Venerdì 17 marzo il governo Gentiloni ha cancellato per decreto i voucher, senza quindi far passare il loro destino per un referendum.
Nati il 14 febbraio 2003 per mezzo della legge 30 (più comunemente nota come legge Biagi o legge Biagi/Maroni, poiché quest’ultimo ne fu il primo firmatario in qualità di ministro del Lavoro e delle Politiche Sociali, durante il secondo governo Berlusconi) come strumento di retribuzione del lavoro occasionale, dovevano servire a contrastare il lavoro nero. il presupposto era infatti quello di spingere i più propensi ad evadere le tasse verso una regolarizzazione del lavoro, che servisse a mettere al sicuro sia il lavoratore che il datore.
Il primo avrebbe avuto la copertura INAIL, il secondo non correva il rischio di sanzioni per l’assunzione in nero del personale dipendente, a fronte del pagamento di una tassazione inferiore rispetto a quelle delle altre tipologie di contratti.
Ogni voucher aveva il valore di 10 euro per ogni ora di lavoro; di questi 10 euro, 7.50 euro andavano nelle tasche del lavoratore, mentre i restanti 2,50 euro venivano divisi tra INPS (sia come fornitore che come gestore) ed INAIL. Inoltre, il loro utilizzo non poteva superare i 7000 euro/anno netti per quanto riguardava i lavoratori ed i 2000 euro/anno pagati dal datore verso lo stesso lavoratore (in certi limitati casi 3000 euro/anno).
Qui sorgeva il primo problema: l’ammontare massimo annuo percepibile tramite voucher, non permetteva di raggiungere la soglia minima che dava diritto ad avere un anno di contribuzione pensionistica.
Vero è che i voucher dovevano servire ad arrotondare il reddito di un lavoratore e non a diventarne l’unica fonte, però questa questione poteva essere studiata meglio fin da principio, magari con un po’ di lungimiranza visto quello che è successo a partire da circa 5 anni dopo.
Come se non bastasse, infatti, con lo scoppio della crisi del 2008 lo strumento dei voucher ha subìto una distorsione di quella che doveva essere la sua vera natura.
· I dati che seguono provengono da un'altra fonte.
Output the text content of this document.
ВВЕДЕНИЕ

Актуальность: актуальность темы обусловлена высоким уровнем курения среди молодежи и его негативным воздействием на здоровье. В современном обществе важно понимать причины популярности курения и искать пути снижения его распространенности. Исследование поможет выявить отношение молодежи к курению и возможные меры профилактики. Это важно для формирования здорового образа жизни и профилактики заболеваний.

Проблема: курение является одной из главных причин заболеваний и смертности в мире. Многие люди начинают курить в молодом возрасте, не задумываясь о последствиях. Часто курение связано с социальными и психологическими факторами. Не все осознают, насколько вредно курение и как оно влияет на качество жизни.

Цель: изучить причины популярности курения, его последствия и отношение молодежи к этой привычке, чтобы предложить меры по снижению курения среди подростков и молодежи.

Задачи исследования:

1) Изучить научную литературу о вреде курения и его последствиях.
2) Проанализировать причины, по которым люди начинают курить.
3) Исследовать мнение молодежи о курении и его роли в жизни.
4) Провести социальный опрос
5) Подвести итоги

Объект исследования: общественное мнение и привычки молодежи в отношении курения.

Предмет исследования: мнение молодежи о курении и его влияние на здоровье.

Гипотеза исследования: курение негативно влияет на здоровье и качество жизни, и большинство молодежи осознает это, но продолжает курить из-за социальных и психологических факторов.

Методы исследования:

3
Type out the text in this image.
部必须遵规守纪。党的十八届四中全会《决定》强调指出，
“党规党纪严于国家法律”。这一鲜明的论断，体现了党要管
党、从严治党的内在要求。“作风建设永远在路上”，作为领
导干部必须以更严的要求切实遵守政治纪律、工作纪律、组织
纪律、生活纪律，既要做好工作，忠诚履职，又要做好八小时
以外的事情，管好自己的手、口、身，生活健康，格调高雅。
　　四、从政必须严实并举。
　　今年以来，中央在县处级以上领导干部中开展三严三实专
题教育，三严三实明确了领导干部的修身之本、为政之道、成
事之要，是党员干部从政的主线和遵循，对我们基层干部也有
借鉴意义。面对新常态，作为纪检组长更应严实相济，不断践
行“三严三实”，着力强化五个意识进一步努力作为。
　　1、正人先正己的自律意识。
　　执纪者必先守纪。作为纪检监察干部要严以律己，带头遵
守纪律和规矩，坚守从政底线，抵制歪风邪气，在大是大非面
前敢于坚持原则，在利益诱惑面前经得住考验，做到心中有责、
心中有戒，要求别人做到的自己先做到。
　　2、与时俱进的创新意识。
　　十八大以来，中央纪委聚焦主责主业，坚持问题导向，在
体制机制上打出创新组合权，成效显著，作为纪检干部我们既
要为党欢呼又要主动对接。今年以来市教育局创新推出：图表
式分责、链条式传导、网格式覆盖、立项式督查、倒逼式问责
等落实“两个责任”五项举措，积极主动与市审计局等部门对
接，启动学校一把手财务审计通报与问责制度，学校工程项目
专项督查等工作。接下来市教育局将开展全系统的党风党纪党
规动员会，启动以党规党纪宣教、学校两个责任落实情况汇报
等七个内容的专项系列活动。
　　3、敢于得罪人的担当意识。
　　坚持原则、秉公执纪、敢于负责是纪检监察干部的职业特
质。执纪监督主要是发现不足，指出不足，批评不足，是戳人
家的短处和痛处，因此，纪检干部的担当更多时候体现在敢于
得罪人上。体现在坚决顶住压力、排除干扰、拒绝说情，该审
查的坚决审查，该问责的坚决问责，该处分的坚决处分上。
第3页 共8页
In tempi di ristrettezze economiche dovute al tracollo degli ordini di lavoro, i datori hanno cominciato a non riuscire più a far fronte al pagamento delle buste paga dei dipendenti con la conseguente riduzione di ingenti percentuali del numero del personale.
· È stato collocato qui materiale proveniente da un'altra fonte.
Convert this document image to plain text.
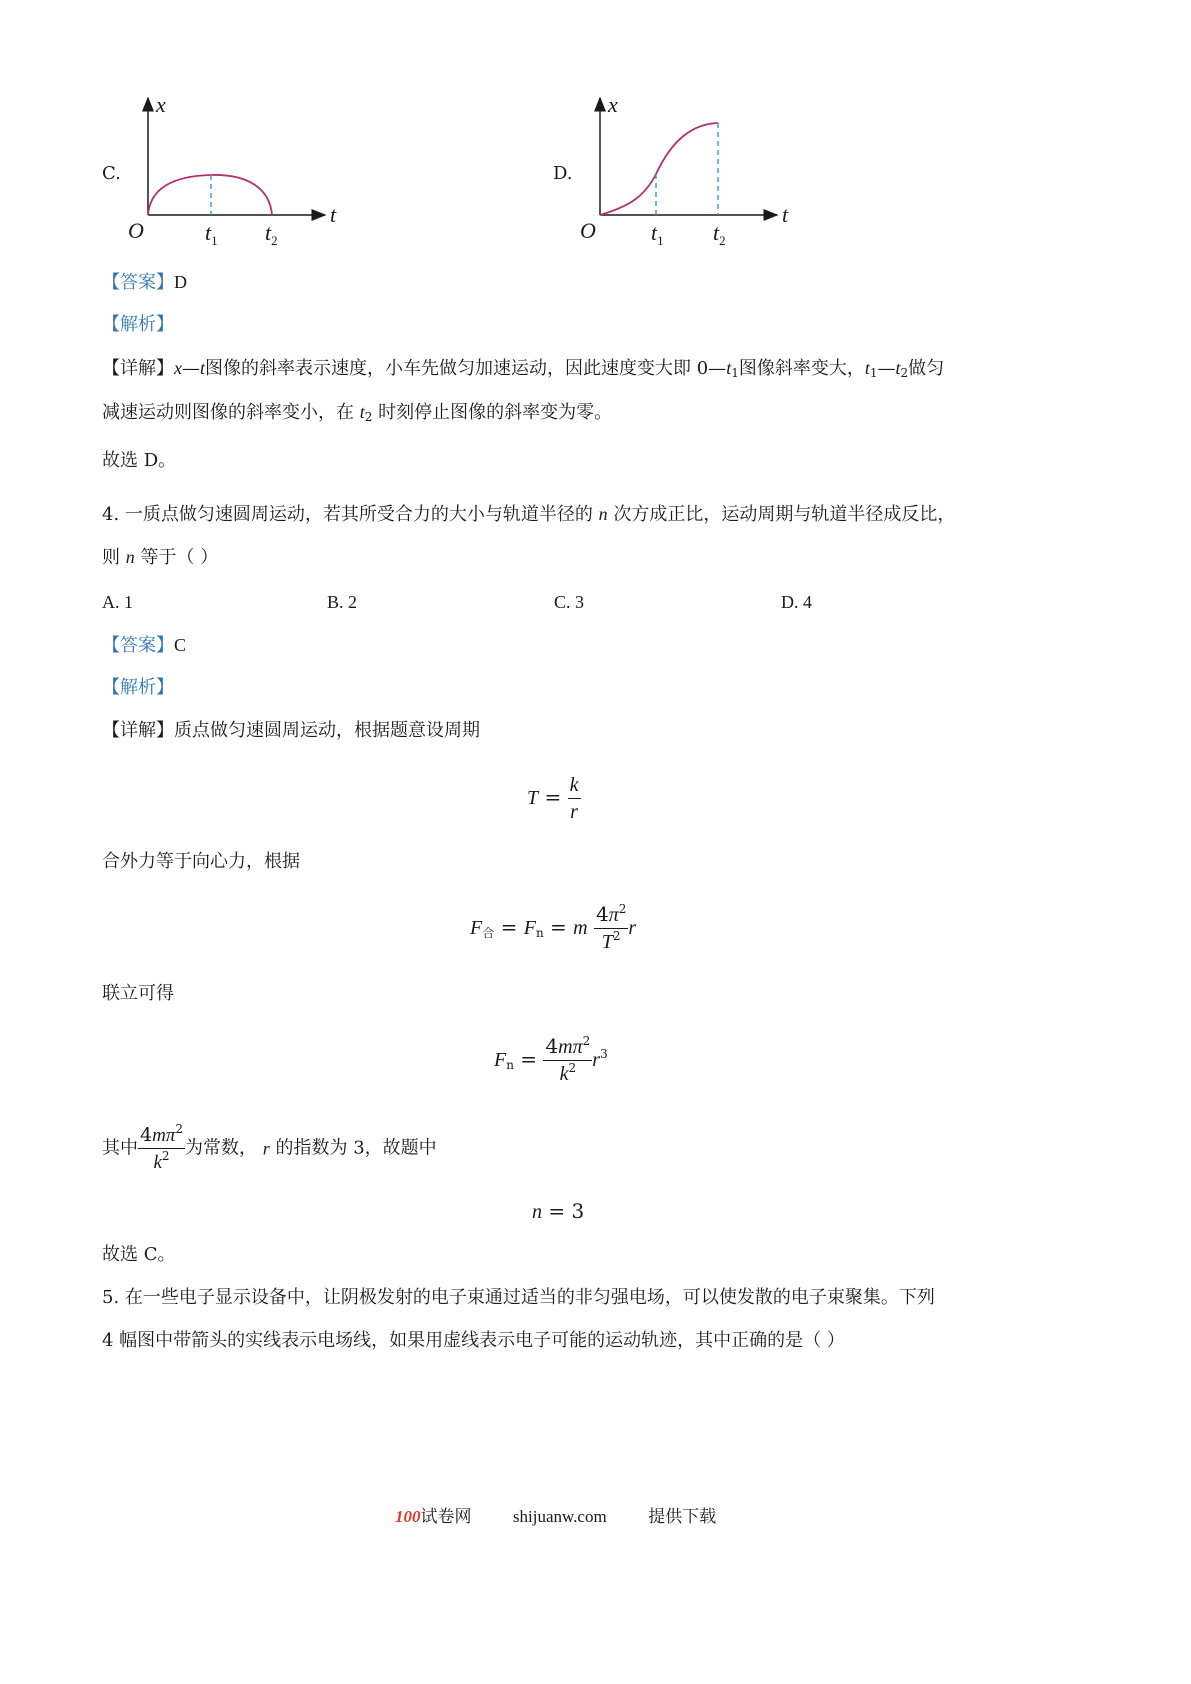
C.
x
t
O	$t_1$ $t_2$
D.
x
t
O	$t_1$ $t_2$
【答案】D
【解析】
【详解】x—t图像的斜率表示速度，小车先做匀加速运动，因此速度变大即 $0—t_1$图像斜率变大，$t_1—t_2$做匀
减速运动则图像的斜率变小，在 $t_2$ 时刻停止图像的斜率变为零。
故选 D。
4. 一质点做匀速圆周运动，若其所受合力的大小与轨道半径的 n 次方成正比，运动周期与轨道半径成反比，
则 n 等于（ ）
A. 1	B. 2	C. 3	D. 4
【答案】C
【解析】
【详解】质点做匀速圆周运动，根据题意设周期
$T = \frac{k}{r}$
合外力等于向心力，根据
$F_合 = F_n = m \frac{4\pi^2}{T^2}$ r
联立可得
$F_n = \frac{4m\pi^2}{k^2} r^3$
其中 $\frac{4m\pi^2}{k^2}$ 为常数， r 的指数为 3，故题中
n = 3
故选 C。
5. 在一些电子显示设备中，让阴极发射的电子束通过适当的非匀强电场，可以使发散的电子束聚集。下列
4 幅图中带箭头的实线表示电场线，如果用虚线表示电子可能的运动轨迹，其中正确的是（ ）
100试卷网 shijuanw.com 提供下载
La tassazione italiana, che si attesta al 68.6% dei profitti ed la più alta al mondo (fonte: World Bank “Doing Business 2011”), non ha di certo aiutato a sopportare il quadro generale ed i datori hanno iniziato ad utilizzare i voucher come strumenti di retribuzione fissa anziché occasionale. Visto il sempre crescente numero di disoccupati, una volta raggiunta la soglia massima pagata da un datore verso lo stesso lavoratore, non era certo un problema trovare nuovi dipendenti disposti a lavorare tramite voucher (magari spinti dalla necessità di dover mantenere la propria famiglia), innescando un turnover legato a questo ciclo vizioso.
Sotto questo punto di vista, i voucher sono diventati uno strumento criminale che altro non ha fatto se non incentivare una corsa al ribasso dei salari. Così, il fenomeno sempre più dilagante ha cominciato ad arrivare sotto la lente d’ingrandimento di tutti e a far nascere polemiche sempre più accese. La discussione è aumentata ogni giorno di più, mettendo in luce le problematiche legate al loro utilizzo, oltre che questioni etiche e sociali con le quali i cittadini si sono trovati a dover convivere ogni giorno.
La situazione si fa più pesante ogni giorno che passa fino ad arrivare ai giorni nostri e si decide di indire un referendum sull’abolizione o meno del loro utilizzo. Prima che questo avvenga, però, il governo Gentiloni decide di abolirli senza che si passi per un referendum.
Il Consiglio dei ministri, in data 17 marzo 2017, dà infatti il via libera al decreto legge che prevede la soppressione dei tre articoli del Jobs Act legati ai buoni lavoro, ovvero i numeri 48, 49 e 50.
Voucher eliminati. Problema risolto? In realtà no, per tre motivi. Il primo è inerente al fatto che comunque qualcuno che li usava correttamente c’era e questo porterà un danno ai beneficiari (ad esempio studenti che lavorano qualche ora nei week-end, genitori che arrotondano tramite lavori serali o picchi di commesse per qualche azienda, etc.). Il secondo, di conseguenza, che indurrà molto probabilmente i datori a far tornare di moda il lavoro nero, provocando un aumento del sommerso che può solo nuocere sotto tutti i punti di vista.
Il terzo, che ancora una volta la democrazia viene dimenticata: la scelta non viene fatta passare per un referendum, ma viene presa in maniera inamovibile da un governo.